Wednesday, June 2, 2010

We Live in the Future

A short list of current events: "the worst oil spill in US history" euronews.net, activists are being fired at by Israeli armed forces, and every half hour or so there's a fatherhood initiative PSA paid for by another corporation [ liz library ]. Things are looking down.

What qualifies as a future? We [which may include you the reader and "I" the author, or the whole host of readers who may eventually read] edify future states. We do not choose the future; but it is by our collective workings, random and indifferent towards one another, that this future happens. The present is a meeting of the past and future, which are the same road going in opposite directions (I believe that was Arendt quoting Nietzsche), and we regret the fact that we cannot act backwards in time. The eternal return only matters in the face of the irony, po[st]-mo[dern] as that may sound, that we cannot act backwards; our actions will ripple on into the future [Arendt]. I would like to propose a seemingly unradical idea of admitting Arendt into the poststructuralist, if not postmodern, 'cannon'. Her ideas on plurality (and not mere plurality that David Hoy in Critical Resistance might accuse) and totalitarianism speak clearly to our notions of the polymorphous perverse in Freud, queer theory, and poststructural feminist critiques and biopower with the trend of infinite Foucaudian readings currently occupying our academic journals.

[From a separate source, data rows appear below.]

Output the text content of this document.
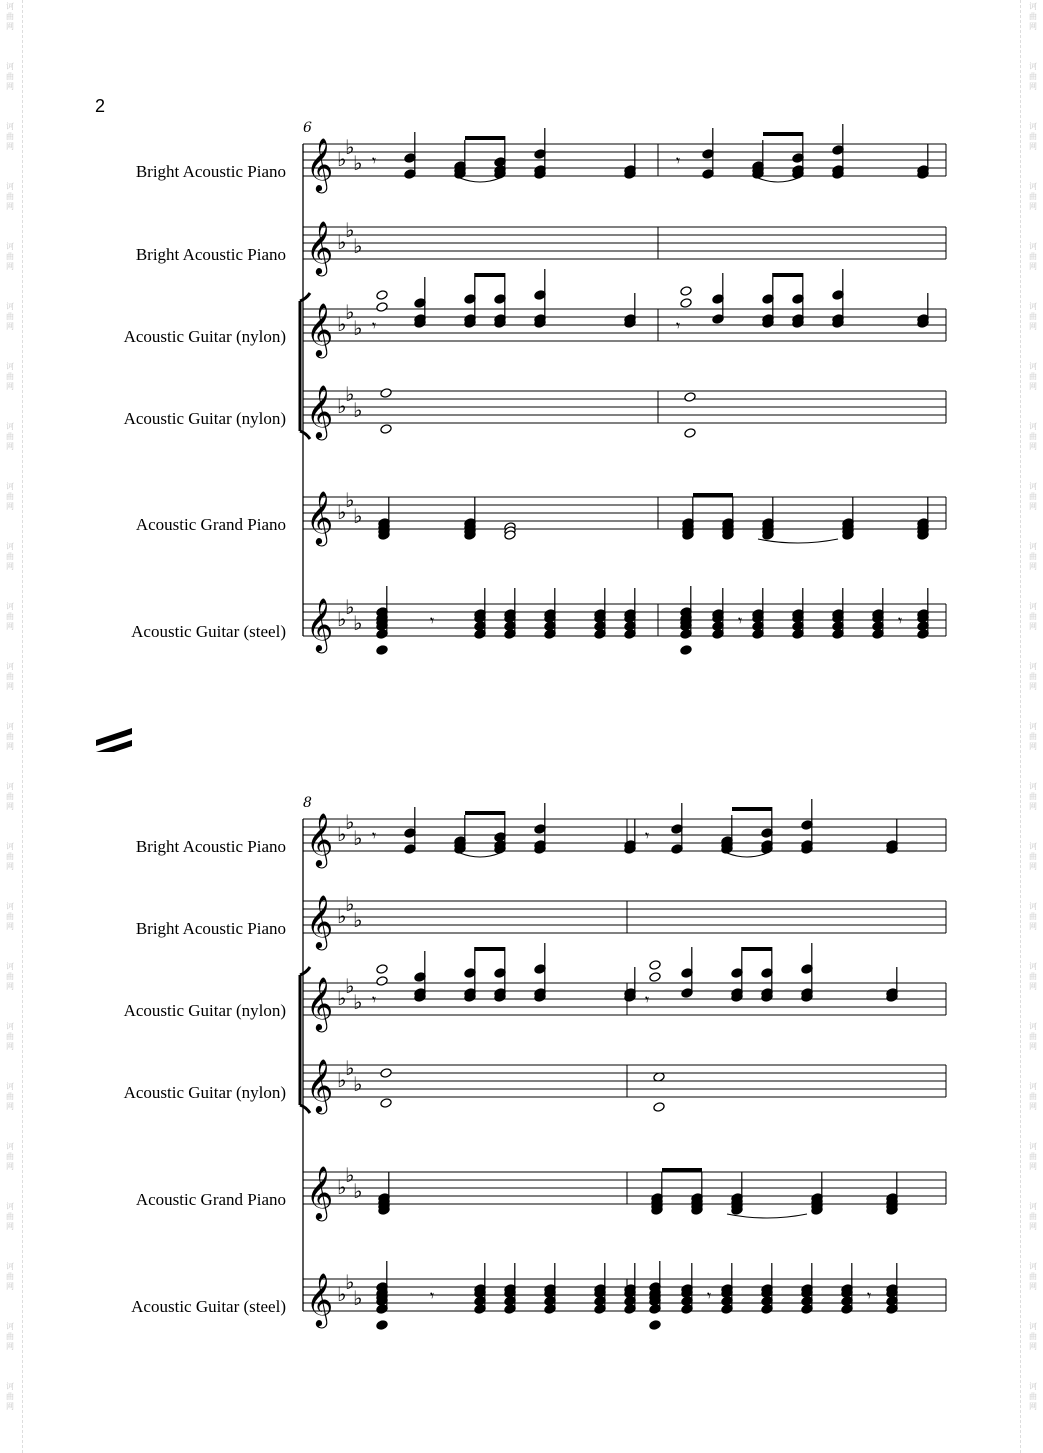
诃
曲
网
诃
曲
网
诃
曲
网
诃
曲
网
诃
曲
网
诃
曲
网
诃
曲
网
诃
曲
网
诃
曲
网
诃
曲
网
诃
曲
网
诃
曲
网
诃
曲
网
诃
曲
网
诃
曲
网
诃
曲
网
诃
曲
网
诃
曲
网
诃
曲
网
诃
曲
网
诃
曲
网
诃
曲
网
诃
曲
网
诃
曲
网
诃
曲
网
诃
曲
网
诃
曲
网
诃
曲
网
诃
曲
网
诃
曲
网
诃
曲
网
诃
曲
网
诃
曲
网
诃
曲
网
诃
曲
网
诃
曲
网
诃
曲
网
诃
曲
网
诃
曲
网
诃
曲
网
诃
曲
网
诃
曲
网
诃
曲
网
诃
曲
网
诃
曲
网
诃
曲
网
诃
曲
网
诃
曲
网
2
6
Bright Acoustic Piano
Bright Acoustic Piano
Acoustic Guitar (nylon)
Acoustic Guitar (nylon)
Acoustic Grand Piano
Acoustic Guitar (steel)
8
Bright Acoustic Piano
Bright Acoustic Piano
Acoustic Guitar (nylon)
Acoustic Guitar (nylon)
Acoustic Grand Piano
Acoustic Guitar (steel)
𝄞 ♭
♭
♭
𝄞 ♭
♭
♭
𝄞 ♭
♭
♭
𝄞 ♭
♭
♭
𝄞 ♭
♭
♭
𝄞 ♭
♭
♭
𝄾	𝄾
𝄾	𝄾
𝄾	𝄾	𝄾
𝄞 ♭
♭
♭
𝄞 ♭
♭
♭
𝄞 ♭
♭
♭
𝄞 ♭
♭
♭
𝄞 ♭
♭
♭
𝄞 ♭
♭
♭
𝄾	𝄾
𝄾	𝄾
𝄾	𝄾	𝄾
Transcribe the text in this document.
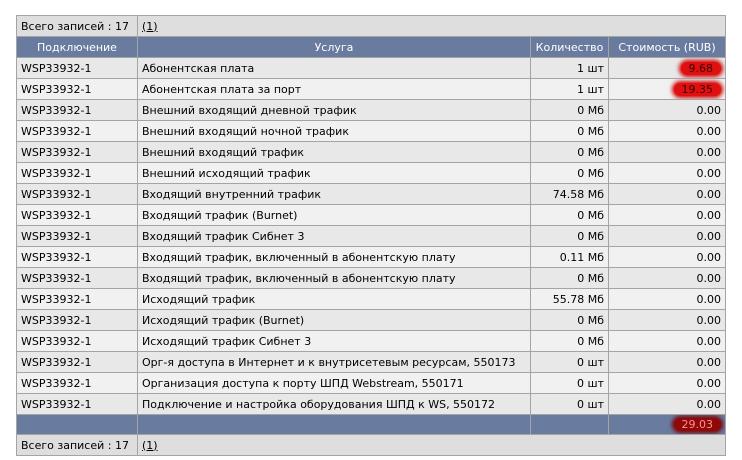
Всего записей : 17	(1)		
Подключение	Услуга	Количество	Стоимость (RUB)
WSP33932-1	Абонентская плата	1 шт	9.68
WSP33932-1	Абонентская плата за порт	1 шт	19.35
WSP33932-1	Внешний входящий дневной трафик	0 Мб	0.00
WSP33932-1	Внешний входящий ночной трафик	0 Мб	0.00
WSP33932-1	Внешний входящий трафик	0 Мб	0.00
WSP33932-1	Внешний исходящий трафик	0 Мб	0.00
WSP33932-1	Входящий внутренний трафик	74.58 Мб	0.00
WSP33932-1	Входящий трафик (Burnet)	0 Мб	0.00
WSP33932-1	Входящий трафик Сибнет 3	0 Мб	0.00
WSP33932-1	Входящий трафик, включенный в абонентскую плату	0.11 Мб	0.00
WSP33932-1	Входящий трафик, включенный в абонентскую плату	0 Мб	0.00
WSP33932-1	Исходящий трафик	55.78 Мб	0.00
WSP33932-1	Исходящий трафик (Burnet)	0 Мб	0.00
WSP33932-1	Исходящий трафик Сибнет 3	0 Мб	0.00
WSP33932-1	Орг-я доступа в Интернет и к внутрисетевым ресурсам, 550173	0 шт	0.00
WSP33932-1	Организация доступа к порту ШПД Webstream, 550171	0 шт	0.00
WSP33932-1	Подключение и настройка оборудования ШПД к WS, 550172	0 шт	0.00
			29.03
Всего записей : 17	(1)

If we think about the future as a product of power structures operating at the level of desire, and consider both psychological and socio-anthropological implications of power moving us to do anything-to-everything, then we have to keep a critical eye on the present and past. The critique must give way to resistance, because no system is closed and no power structure could exist without resistance; since we must change how hard the world has been and will become for the oppressed, we must take full advantage of our pocket of action against power. This can come from consumer power, legal power to social power and public persuasion. People must be impressed upon and have a counter-conversation once and a while, even to ethnographically research our neighbor.

Today I was talking with someone about the big oil spill BP caused. We discussed how there is a crucial moment approaching in regards to our dependency on oil to carry the weight of hyper-industrial and highly technological Western countries like the US. Could this disaster give enough public outcry and demystification about the process of Progress-by-any-means-necessary? The future is literally set in front of the consumer and I predict the following: for some time, people will urge a publicly funded research program for alternative fuel sources. IFF no body cuts the funding after media attention halts (when the news gets bored of the now, when the now becomes a then, but not a past), then there will be a public interest in the fashion of alternative fuel. For a year maybe people will buy into the trend, on a mainstream level embracing corn utensils, converting engines, buying entirely new cars because we refuse to pay European oil prices (what would amount to $20 a gallon). Then, as usual northern industrialists often have done, the price of living will get higher, people will become disenchanted because they expect some immediate results (that could never surface in such a short span of time) around global warming, fuel dependency, and 'progress' and the major companies that fucked us up today will lobby their way into power once again, fucking us into the next century. The recession will monopolize existing powerhouses and blight any competing alternatives in the fuel industry. In 20 years max we'll have another oil crisis.

If there was a serious effort on the part of our government (which seems unlikely but not impossible [important distinction]) to regulate existing reliance on oil and incentivize alternative use, and a consciousness as a consumer group that we all can change how things work, we can see a new future.

500 teachers are being laid off in Ohio, and entire sports programs in low income areas of New Jersey are being completely taken away. The educational system has worked to give 'our future' (a true yet seemingly loaded slogan for DARE and the like) the least analytic capability. Without critique, resistance can be dangerous, and therefore will not be effective or long lasting. Also, if the people 'act out' after being disenfranchised for so long, they will buy into their own oppression through committing themselves against each other racially, along gender and sexuality lines, and most explicitly along class lines.

We have to demystify the future. It is not what happens but what we let happen. I feel like every person I know watches the news like a movie or another reality TV show, strung along by 'sub par' plot lines because apathy is endorsed. We literally have apathism, where people are offended when we disagree with any single major or minor political view. Moreover, they never even think they have a political view to begin with. They claim that the way things are will remain unchanged regardless of how much we know about them and how wrong we know they are. The fact that there are so many problems in the world and, therefore, so many causes to get behind more often leaves people indifferent to the entire enterprise of being socially conscious. As if it were a sport that they could choose to pick up if the season was right.

This first post might seem a little dry but I'm getting used to this format. Shouting into the void will eventually refine itself into specific and eclectic thought streams. The topics will range from fashion [theory], TV commercials and shows, futuristic films, what will soon be called neofuturism, global and local news stuffs and philosophy, cultural studies and lit theory inspired jargon. Please post any thoughts on improvement, to argue, to ramble absurdist phrases in the comment box.